We have demonstrated a successful MNL model fit to the data but the added complexity of the UMNL has not been shown to be valid. We chose to implement the UMNL model, a nested logit model, to capture some possible structure in the choices. The UMNL model was chosen in favour of the non-normalized nested logit model [12] because of its emphasis on utility maximisation. Results suggest that the nesting structure is not well-defined for either elective or non-elective admissions. It appears that patients do not choose hospital firstly on the basis of the destination city before choosing the hospital within the city. However, the small proportion of attendances from Derbyshire in Nottingham (9 %) may have affected this result: it would be of interest to model data from a region with high volumes of attendances in two cities with several hospitals. Other nesting structures were tested but did not improve the results sufficiently to warrant use of an unintuitive structure.

A limitation of this modelling is that data is aggregated at postcode sector level, rather than patient level, and it has not been possible to analyse the impact of patient characteristics. For example, people without cars will not be interested in numbers of car parking spaces available. Moreover, we have not considered levels of deprivation in the different areas, which could reasonably affect the distances that patients are prepared to travel and car ownership. A further limitation is that distance of travel may have a non-linear effect on patient attendance at healthcare facilities; exponential drop-off of demand with distance has been modelled in the literature [34].

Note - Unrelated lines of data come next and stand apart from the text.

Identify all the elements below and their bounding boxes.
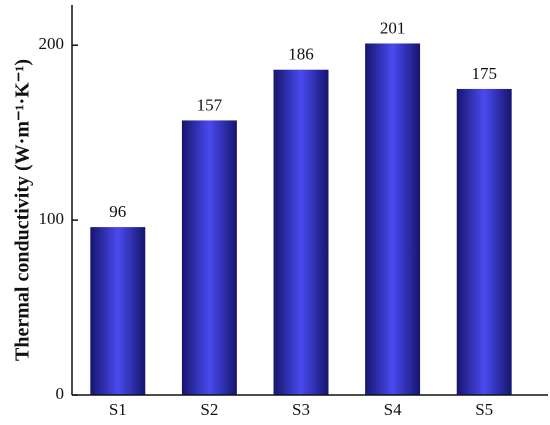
x-tick-label: S5 <box>475 400 493 419</box>
bar <box>365 43 421 395</box>
x-tick-label: S2 <box>200 400 218 419</box>
value-label: 157 <box>197 95 223 114</box>
bar <box>456 88 512 395</box>
value-label: 201 <box>380 18 406 37</box>
y-axis-label: Thermal conductivity (W·m⁻¹·K⁻¹) <box>12 59 34 361</box>
value-label: 186 <box>288 45 314 64</box>
x-tick-label: S1 <box>109 400 127 419</box>
y-tick-label: 100 <box>39 209 65 228</box>
x-tick-label: S3 <box>292 400 310 419</box>
y-tick-label: 0 <box>56 384 65 403</box>
bar <box>90 227 146 395</box>
bar <box>273 69 329 395</box>
x-tick-label: S4 <box>384 400 402 419</box>
value-label: 175 <box>471 64 497 83</box>
value-label: 96 <box>109 202 126 221</box>
bar <box>181 120 237 395</box>
y-tick-label: 200 <box>39 34 65 53</box>
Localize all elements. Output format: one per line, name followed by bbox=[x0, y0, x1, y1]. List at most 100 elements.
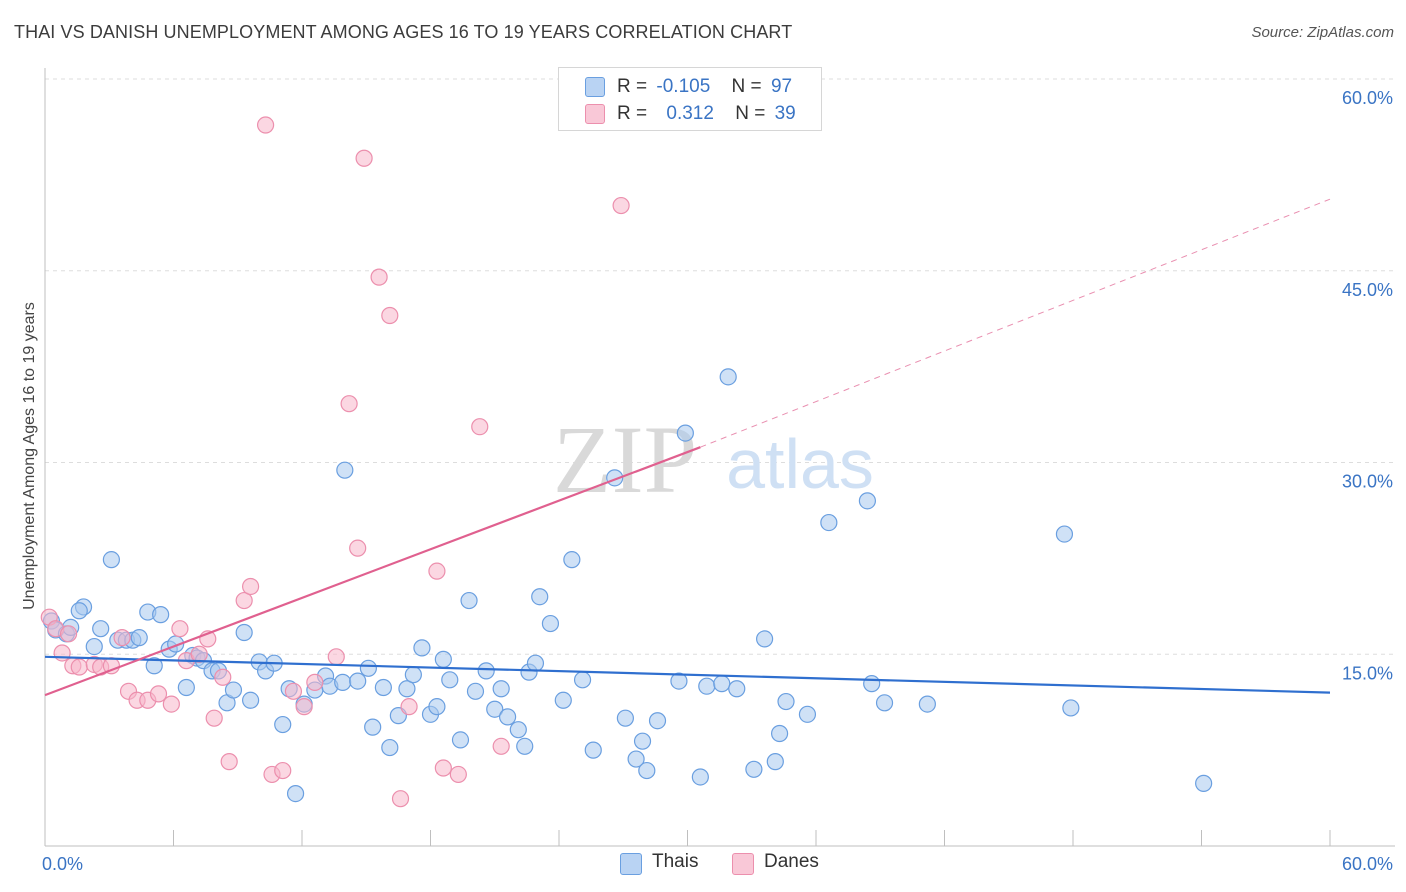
dane-point bbox=[612, 196, 630, 215]
y-tick-label: 60.0% bbox=[1342, 88, 1393, 108]
dane-point bbox=[274, 761, 292, 780]
dane-point bbox=[492, 737, 510, 755]
thai-point bbox=[102, 551, 120, 569]
thai-point bbox=[242, 691, 260, 709]
thai-point bbox=[336, 461, 354, 479]
y-tick-label: 45.0% bbox=[1342, 280, 1393, 300]
thai-point bbox=[755, 630, 774, 648]
gridlines bbox=[45, 78, 1395, 655]
danes-r-label: R = bbox=[617, 103, 648, 124]
dane-point bbox=[220, 753, 238, 771]
thai-point bbox=[728, 680, 746, 698]
thai-point bbox=[398, 680, 416, 698]
thai-point bbox=[633, 732, 652, 750]
y-tick-label: 30.0% bbox=[1342, 472, 1393, 492]
dane-point bbox=[355, 149, 373, 167]
dane-point bbox=[205, 709, 223, 727]
thai-point bbox=[863, 675, 881, 693]
dane-point bbox=[340, 395, 358, 413]
x-tick-label-max: 60.0% bbox=[1342, 854, 1393, 874]
thai-point bbox=[573, 671, 592, 689]
thai-point bbox=[381, 738, 399, 757]
dane-point bbox=[306, 673, 324, 691]
dane-point bbox=[190, 645, 208, 663]
thai-point bbox=[434, 650, 452, 668]
correlation-legend: R = -0.105 N = 97 R = 0.312 N = 39 bbox=[558, 67, 822, 131]
watermark-atlas: atlas bbox=[726, 425, 874, 503]
thai-point bbox=[875, 694, 894, 712]
trend-lines bbox=[44, 198, 1331, 697]
dane-point bbox=[434, 759, 452, 777]
thai-point bbox=[477, 662, 495, 680]
thai-point bbox=[359, 659, 377, 677]
dane-point bbox=[391, 790, 410, 808]
thai-point bbox=[364, 718, 382, 736]
thai-point bbox=[918, 695, 936, 713]
thai-point bbox=[70, 602, 88, 620]
thais-n-value: 97 bbox=[770, 76, 793, 97]
dane-point bbox=[149, 685, 168, 703]
thai-point bbox=[451, 731, 470, 749]
dane-point bbox=[171, 620, 189, 638]
thai-point bbox=[526, 654, 545, 672]
thai-point bbox=[92, 620, 110, 638]
dane-point bbox=[449, 765, 467, 784]
y-tick-label: 15.0% bbox=[1342, 663, 1393, 683]
thais-r-label: R = bbox=[617, 76, 648, 97]
axes bbox=[44, 68, 1395, 847]
x-tick-label-min: 0.0% bbox=[42, 854, 83, 874]
thai-point bbox=[777, 692, 795, 711]
thai-point bbox=[145, 657, 163, 675]
danes-swatch bbox=[585, 104, 605, 124]
thai-point bbox=[1195, 774, 1213, 792]
danes-points bbox=[40, 116, 630, 808]
thai-point bbox=[428, 698, 446, 716]
thai-point bbox=[770, 724, 789, 743]
thai-point bbox=[531, 588, 549, 606]
thais-trend-line bbox=[44, 655, 1331, 694]
danes-legend-swatch bbox=[732, 853, 754, 875]
dane-point bbox=[370, 268, 388, 286]
thai-point bbox=[698, 677, 716, 695]
thai-point bbox=[719, 368, 737, 386]
dane-point bbox=[471, 418, 489, 436]
thai-point bbox=[177, 678, 195, 697]
thai-point bbox=[441, 671, 459, 689]
dane-point bbox=[256, 116, 275, 134]
watermark: ZIP atlas bbox=[553, 406, 874, 513]
thai-point bbox=[858, 492, 877, 510]
thai-point bbox=[286, 784, 305, 803]
dane-point bbox=[70, 658, 88, 676]
source-label: Source: ZipAtlas.com bbox=[1251, 24, 1394, 41]
thai-point bbox=[492, 680, 510, 698]
thai-point bbox=[616, 709, 634, 727]
thais-legend-label: Thais bbox=[652, 851, 699, 872]
thai-point bbox=[1062, 699, 1080, 717]
thai-point bbox=[713, 675, 731, 693]
dane-point bbox=[381, 306, 399, 325]
thai-point bbox=[676, 424, 694, 442]
thai-point bbox=[627, 750, 645, 768]
thais-n-label: N = bbox=[731, 76, 762, 97]
danes-r-value: 0.312 bbox=[666, 103, 714, 124]
thai-point bbox=[745, 760, 763, 778]
thai-point bbox=[584, 741, 602, 759]
thai-point bbox=[1055, 525, 1074, 543]
thai-point bbox=[334, 673, 352, 691]
thai-point bbox=[486, 700, 504, 718]
thai-point bbox=[563, 551, 581, 569]
thai-point bbox=[466, 682, 485, 700]
thai-point bbox=[224, 681, 243, 699]
thai-point bbox=[516, 737, 534, 755]
dane-point bbox=[400, 698, 418, 716]
dane-point bbox=[214, 668, 232, 686]
dane-point bbox=[428, 562, 446, 580]
thai-point bbox=[766, 753, 784, 771]
danes-n-value: 39 bbox=[774, 103, 796, 124]
dane-point bbox=[327, 648, 345, 666]
thai-point bbox=[85, 637, 103, 656]
thais-legend-swatch bbox=[620, 853, 642, 875]
thai-point bbox=[541, 614, 560, 633]
thai-point bbox=[404, 666, 422, 684]
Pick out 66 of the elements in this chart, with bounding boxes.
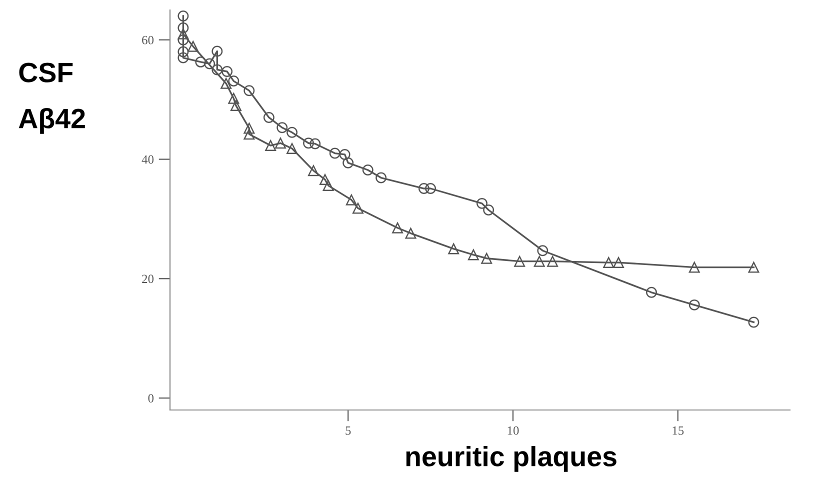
point: [362, 164, 374, 176]
point: [748, 316, 760, 328]
point: [748, 262, 760, 273]
point: [476, 198, 488, 209]
point: [212, 64, 223, 76]
point: [342, 157, 354, 168]
point: [534, 256, 545, 267]
y-tick-label: 40: [142, 155, 154, 164]
point: [178, 34, 189, 46]
point: [418, 183, 430, 194]
point: [392, 222, 404, 234]
point: [303, 138, 314, 149]
x-axis-title: neuritic plaques: [406, 446, 616, 472]
point: [188, 40, 199, 52]
point: [688, 262, 700, 273]
point: [230, 100, 242, 112]
point: [339, 148, 350, 160]
point: [228, 76, 240, 87]
point: [204, 58, 216, 70]
point: [481, 252, 492, 264]
point: [274, 138, 286, 149]
point: [329, 148, 340, 159]
point: [244, 85, 255, 96]
point: [322, 180, 334, 192]
point: [286, 143, 298, 154]
point: [178, 28, 189, 40]
point: [265, 140, 276, 152]
point: [244, 128, 255, 140]
point: [220, 78, 232, 89]
x-tick-label: 15: [672, 426, 684, 435]
point: [178, 22, 189, 34]
point: [514, 256, 526, 267]
point: [276, 122, 288, 134]
point: [646, 286, 657, 298]
point: [178, 46, 189, 58]
point: [483, 204, 494, 216]
point: [308, 165, 319, 176]
point: [310, 138, 321, 150]
point: [178, 10, 189, 22]
point: [537, 245, 548, 256]
point: [212, 46, 223, 57]
y-tick-label: 0: [148, 394, 154, 403]
point: [603, 257, 614, 268]
y-tick-label: 60: [142, 36, 154, 44]
point: [688, 299, 700, 310]
point: [244, 122, 255, 134]
y-tick-label: 20: [142, 274, 154, 284]
x-tick-label: 5: [346, 426, 351, 435]
point: [547, 256, 558, 267]
point: [178, 52, 189, 64]
point: [352, 202, 364, 214]
point: [468, 249, 479, 260]
point: [613, 257, 624, 268]
point: [228, 92, 240, 104]
y-axis-title: CSF Aβ42: [18, 62, 85, 134]
point: [405, 228, 416, 239]
point: [195, 56, 206, 68]
point: [222, 66, 233, 77]
point: [425, 183, 436, 194]
point: [376, 172, 387, 184]
x-tick-label: 10: [508, 426, 519, 435]
point: [286, 126, 298, 138]
point: [448, 243, 460, 254]
point: [346, 194, 357, 206]
point: [320, 174, 330, 186]
point: [263, 112, 274, 123]
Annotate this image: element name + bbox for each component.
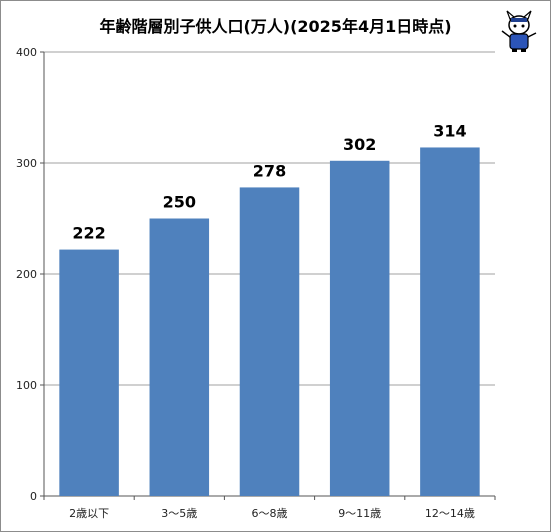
- x-tick-label: 3～5歳: [161, 507, 197, 520]
- y-tick-label: 100: [16, 379, 37, 392]
- bar: [329, 160, 390, 496]
- y-tick-label: 400: [16, 46, 37, 59]
- bar: [149, 218, 210, 496]
- x-tick-label: 9～11歳: [338, 507, 381, 520]
- bar: [59, 249, 119, 496]
- bar: [420, 147, 480, 496]
- data-label: 222: [72, 224, 105, 243]
- bar: [239, 187, 300, 497]
- y-tick-label: 200: [16, 268, 37, 281]
- chart-title: 年齢階層別子供人口(万人)(2025年4月1日時点): [99, 17, 452, 36]
- y-tick-label: 300: [16, 157, 37, 170]
- x-tick-label: 2歳以下: [69, 507, 109, 520]
- data-label: 278: [253, 161, 286, 180]
- data-label: 314: [433, 121, 466, 140]
- mascot-icon: [501, 10, 537, 52]
- x-tick-label: 12～14歳: [425, 507, 475, 520]
- y-tick-label: 0: [30, 490, 37, 503]
- x-tick-label: 6～8歳: [252, 507, 288, 520]
- data-label: 250: [163, 193, 196, 212]
- data-label: 302: [343, 135, 376, 154]
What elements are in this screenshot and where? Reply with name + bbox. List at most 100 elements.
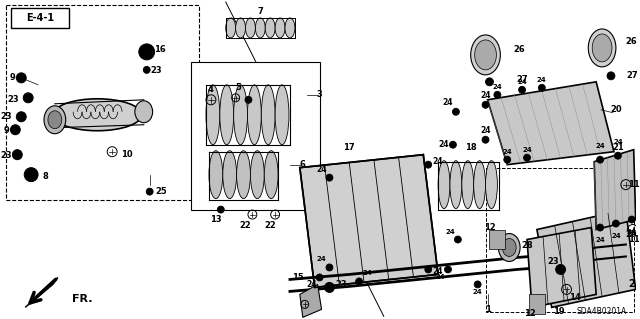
Bar [12, 8, 68, 28]
Ellipse shape [275, 18, 285, 38]
Circle shape [328, 286, 332, 289]
Text: 20: 20 [610, 105, 621, 114]
Circle shape [146, 188, 153, 195]
Circle shape [10, 125, 20, 135]
Circle shape [614, 152, 621, 159]
Text: 9: 9 [10, 73, 15, 82]
Text: 19: 19 [553, 307, 564, 316]
Text: E-4-1: E-4-1 [26, 13, 54, 23]
Ellipse shape [450, 161, 462, 209]
Text: 24: 24 [445, 228, 455, 234]
Text: 26: 26 [626, 37, 637, 46]
Text: 10: 10 [121, 150, 132, 159]
Text: 24: 24 [595, 236, 605, 242]
Ellipse shape [44, 106, 66, 134]
Ellipse shape [236, 18, 246, 38]
Text: 24: 24 [473, 289, 483, 295]
Text: 15: 15 [292, 273, 304, 282]
Text: 11: 11 [628, 180, 639, 189]
Circle shape [452, 108, 460, 115]
Text: 24: 24 [493, 84, 502, 90]
Text: 24: 24 [522, 147, 532, 153]
Circle shape [19, 115, 23, 119]
Text: 29: 29 [625, 230, 637, 239]
Circle shape [23, 93, 33, 103]
Text: 8: 8 [42, 172, 48, 181]
Text: 2: 2 [628, 279, 635, 289]
Circle shape [494, 91, 501, 98]
Polygon shape [300, 285, 321, 317]
Bar [490, 230, 506, 249]
Circle shape [143, 48, 150, 56]
Text: 26: 26 [513, 45, 525, 55]
Polygon shape [25, 278, 58, 308]
Ellipse shape [588, 29, 616, 67]
Ellipse shape [206, 85, 220, 145]
Text: 3: 3 [317, 90, 323, 99]
Text: 27: 27 [516, 75, 528, 84]
Circle shape [143, 66, 150, 73]
Bar [6, 5, 199, 200]
Circle shape [524, 154, 531, 161]
Text: 24: 24 [362, 271, 372, 277]
Ellipse shape [486, 161, 497, 209]
Circle shape [425, 266, 432, 273]
Circle shape [13, 128, 17, 132]
Circle shape [19, 76, 23, 80]
Text: 27: 27 [626, 71, 637, 80]
Text: 14: 14 [568, 293, 580, 302]
Polygon shape [527, 227, 596, 308]
Ellipse shape [474, 161, 486, 209]
Text: 23: 23 [8, 95, 19, 104]
Text: FR.: FR. [72, 294, 93, 304]
Polygon shape [594, 150, 636, 230]
Circle shape [26, 96, 30, 100]
Text: 24: 24 [307, 280, 317, 289]
Text: 24: 24 [611, 233, 621, 239]
Ellipse shape [470, 35, 500, 75]
Ellipse shape [220, 85, 234, 145]
Circle shape [425, 161, 432, 168]
Ellipse shape [265, 18, 275, 38]
Circle shape [139, 44, 155, 60]
Text: 25: 25 [156, 187, 168, 196]
Circle shape [218, 206, 224, 213]
Text: 22: 22 [239, 221, 252, 230]
Text: 23: 23 [547, 257, 559, 266]
Ellipse shape [234, 85, 248, 145]
Text: 22: 22 [264, 221, 276, 230]
Text: 23: 23 [335, 280, 347, 289]
Circle shape [486, 78, 493, 86]
Circle shape [245, 96, 252, 103]
Text: 28: 28 [521, 241, 533, 250]
Circle shape [538, 84, 545, 91]
Text: 16: 16 [154, 45, 165, 55]
Text: 24: 24 [316, 165, 327, 174]
Text: 1: 1 [484, 305, 490, 314]
Text: 24: 24 [433, 157, 444, 166]
Text: 13: 13 [210, 215, 221, 224]
Polygon shape [488, 82, 614, 165]
Circle shape [612, 220, 620, 227]
Text: 11: 11 [628, 235, 639, 244]
Circle shape [556, 264, 566, 274]
Text: 24: 24 [433, 267, 444, 276]
Circle shape [454, 236, 461, 243]
Text: 24: 24 [435, 274, 445, 280]
Text: 24: 24 [439, 140, 449, 149]
Circle shape [24, 168, 38, 182]
Ellipse shape [246, 18, 255, 38]
Circle shape [326, 174, 333, 181]
Ellipse shape [462, 161, 474, 209]
Ellipse shape [135, 101, 153, 123]
Text: 24: 24 [502, 149, 512, 155]
Circle shape [326, 264, 333, 271]
Circle shape [316, 274, 323, 281]
Circle shape [607, 72, 615, 80]
Ellipse shape [261, 85, 275, 145]
Text: 24: 24 [627, 228, 637, 234]
Circle shape [482, 136, 489, 143]
Ellipse shape [592, 34, 612, 62]
Ellipse shape [499, 234, 520, 262]
Circle shape [449, 141, 456, 148]
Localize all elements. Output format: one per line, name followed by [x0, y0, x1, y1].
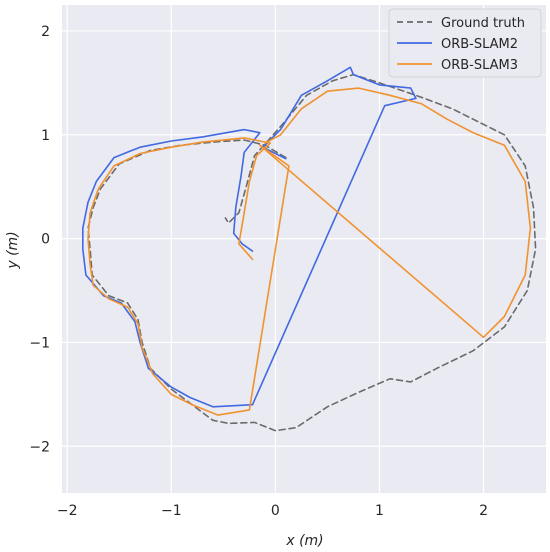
plot-background: [62, 5, 546, 493]
series-line-2: [82, 66, 417, 408]
x-tick-label: 0: [271, 503, 280, 519]
legend: Ground truth ORB-SLAM2 ORB-SLAM3: [388, 8, 542, 78]
x-tick-label: 2: [479, 503, 488, 519]
legend-label: ORB-SLAM3: [441, 58, 518, 73]
legend-label: ORB-SLAM2: [441, 37, 518, 52]
y-tick-label: 2: [41, 24, 50, 40]
series-layer: [82, 66, 537, 432]
y-tick-label: −2: [29, 439, 50, 455]
x-tick-label: 1: [375, 503, 384, 519]
tick-labels: −2 −1 0 1 2 −2 −1 0 1 2: [29, 24, 488, 519]
y-tick-label: 0: [41, 232, 50, 248]
y-axis-label: y (m): [5, 231, 21, 269]
y-tick-label: 1: [41, 128, 50, 144]
x-tick-label: −2: [57, 503, 78, 519]
legend-label: Ground truth: [441, 16, 525, 31]
x-tick-label: −1: [161, 503, 182, 519]
y-tick-label: −1: [29, 335, 50, 351]
x-axis-label: x (m): [285, 533, 323, 549]
series-line-3: [87, 87, 532, 416]
legend-box: [388, 8, 542, 78]
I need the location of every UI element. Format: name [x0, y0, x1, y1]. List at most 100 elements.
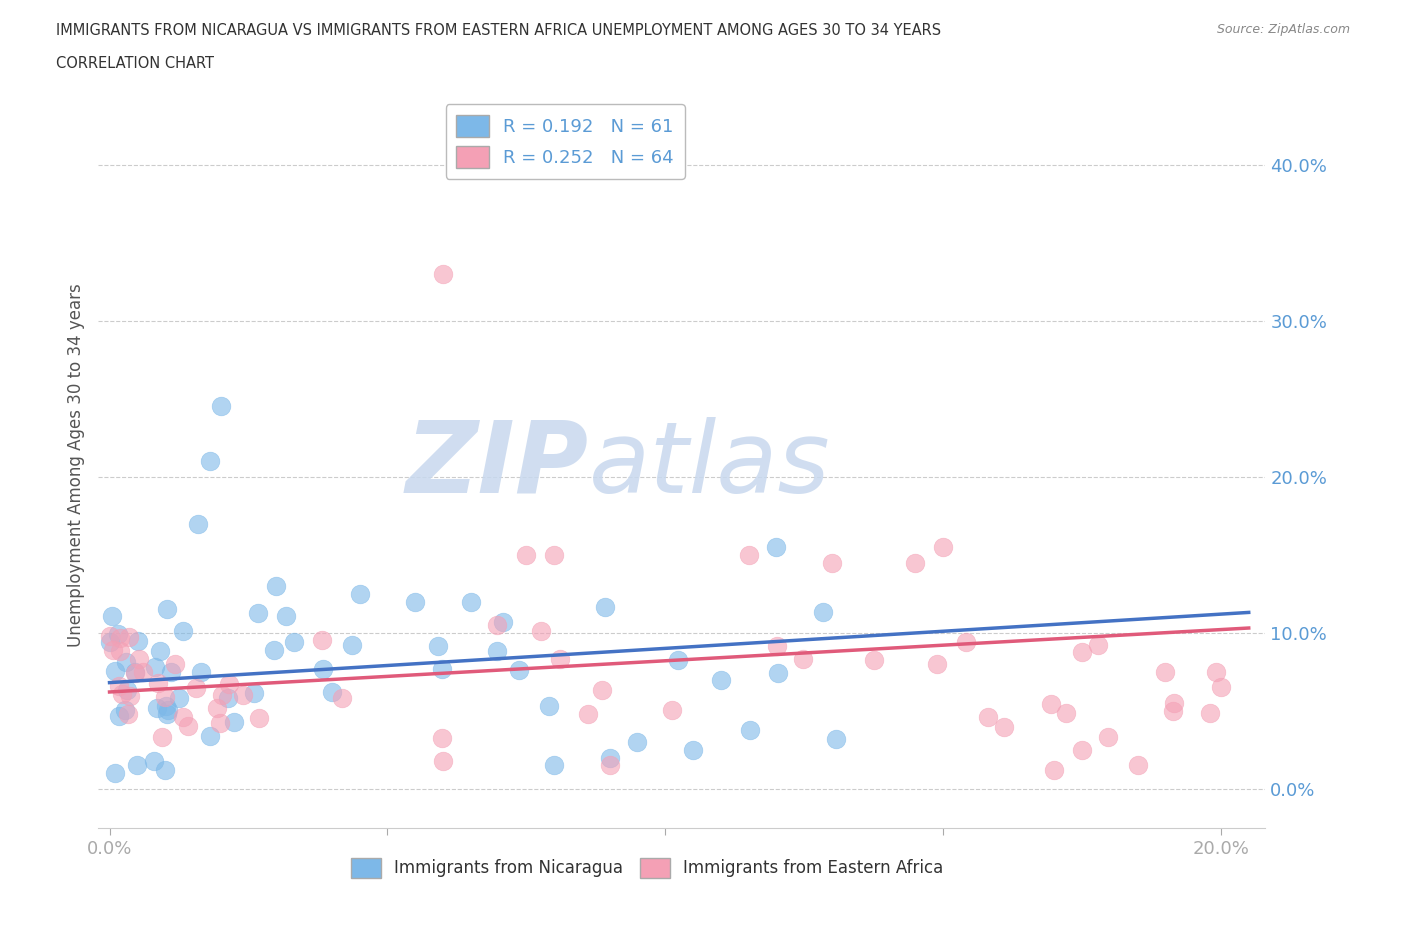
- Point: [792, 651, 814, 666]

Car ownership, rurality, index of deprivation (an indicator of the wealth of an area) and propensity to seek healthcare are omitted variables that could cause endogeneity problems. Richer patients who own cars could be more willing to travel further to see a desired consultant, but might also choose private treatment or some other means to avoid accessing public health care. People living close to a hospital could have a lower threshold for choosing to seek care: those at a distance in a rural region might be more self-sufficient in preventive healthcare and prefer to avoid loss of time in seeking support.

It can be shown that the MNL model distributes the total expected choices of the different hospitals according to the proportions in the data to which the model is trained [36]. An extension of this study would be to validate the modelling using a different dataset for a region with choices of several hospitals.

Whilst our model predicts how patients choose their hospital to a reasonable extent, there will be some errors in the prediction which are most likely due to factors that are not included in our model, such as the level of expertise available at each hospital. Our modelling has taken a broad view of general patient access, rather than detailing individual services offered. Determining how to include more subjective and qualitative data in the choice model would be a valuable extension to this work.

The Mixed Logit model, though beyond the scope of this research, would be appropriate for future work in this area, with its flexibility in relaxing assumptions of the MNL model. Furthermore, ideas from Artificial Intelligence could be used to better predict patients’ choices.

This research is relevant to health policy makers and service commissioners who are in the position of planning services across regions which are mixed urban/rural in nature, and where there are several hospitals or other facilities available to the public to choose from. Multinomial Logit models have been demonstrated to be able to provide forecasts of general hospital admissions, both elective and emergency. Several factors in addition to travel times can be included in such models; however, it is not evident that patients make a “hierarchical” choice of services, of, firstly, location or city and, secondly, hospital. The use of Utility Maximising Nested Logit models has not therefore been shown to be appropriate in the situation modelled.